Nurses need to unionize en masse with the National Nurses United, and seize control over our profession.

The PTB will not relinquish control voluntarily. We have to take it ourselves.

Lindarn, RN, BSN, CCRN (ret)

Somewhere in the PACNW

Specializes in Behavioral Health.

Burn out, injury, depression, stress... working in healthcare can be bad for you. I've posted a couple of times now about research showing that a significant number of nurses leave the field within two years, and report being retired at earlier ages than most fields. I don't know what the solution is for everyone else, we all have to find that for ourselves, but mine is away from the bedside.

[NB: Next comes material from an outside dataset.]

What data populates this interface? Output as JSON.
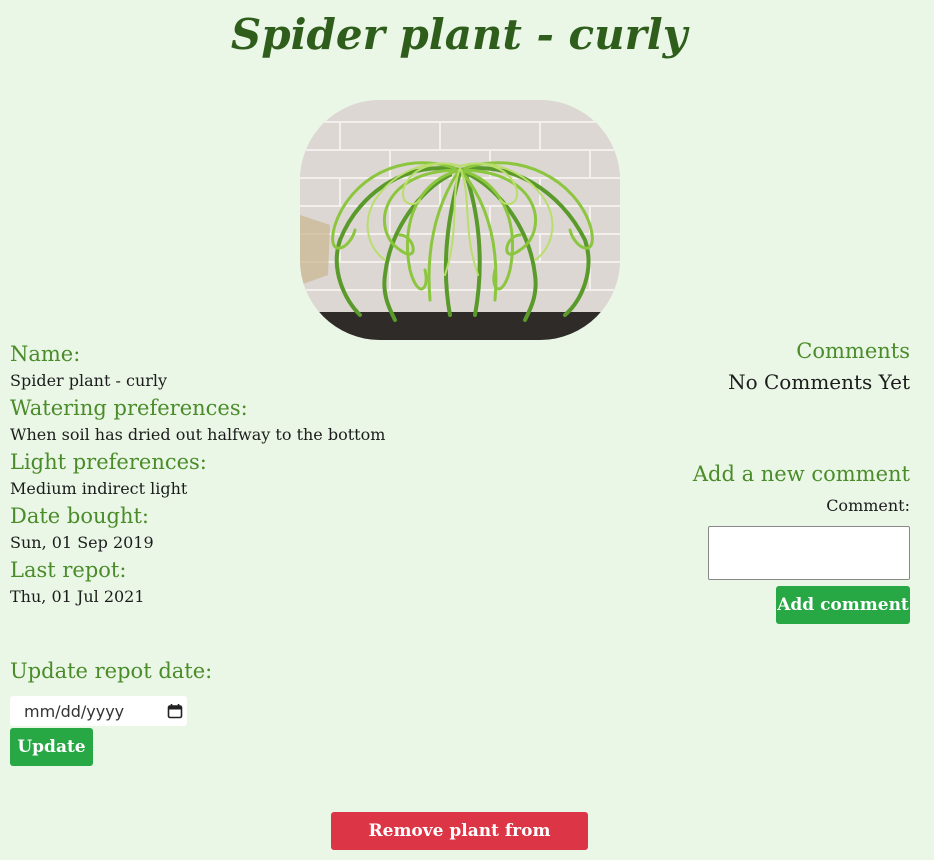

What other career puts such a burden on it's members? I can't think of any that routinely have members dreading to come to work and needing medications to get through a shift, maybe airtraffic controllers, or combat soldiers. I don't know.

This is not to diminish the strain of nursing in any way, but there are a lot of fields with high rates of depression and suicide, we just don't hear about them because we're not in them. Bus drivers have a particularly hard go of it (see the previous link), and if there's an allbusdrivers.com I bet it's hopping with posts about antidepressants, leg cramps, and abuse by passengers. Which is, again, not to minimize the difficulty of nursing. It's just to say that we may perceive the dangers of nursing as more frequent or more likely because we're more aware of them (an effect called the availability heuristic), when in fact there are a lot of industries where people simply aren't getting the support they need to function optimally.

I commend and agree with your post. Nursing, while noble and a worthwhile career, can also be soul-crushing and demoralizing.

I have likened my career/nursing to an emotionally abusive relationship; things get better temporarily after much crying, protesting, and threats to quit .. and then returns to exactly it's previous state. I have tried to constructively make my unit progressive; I have come up with suggestions, actionable plans, and even been the volunteer as an agent for change, and yet I am consistently met with "JCHACO .." or "surveys indicate," as responses. It is purely exhausting.

That is a brilliant analogy and truly how it feels at times

Specializes in Family Medicine.

Yup, it pretty much sucks.

I wanted to break a wine bottle (by shattering on my concrete patio) after a shift last week. It was a low point, to say the least.

I did not proceed with the deed. I slammed a cabinet instead and felt better. I would never hurt a living being (I dropped a spider off at the forest preserve once), I feel better after I throw things though.

This is why I'm in grad school. Can't do this much longer.

After reading all these posts, the only conclusion I have is that I must work at an amazing hospital. I don't really get stressed, I give patients meds, I help them with ADLS, I chart my assessment etc. I don't really feel this soul-crushing environment.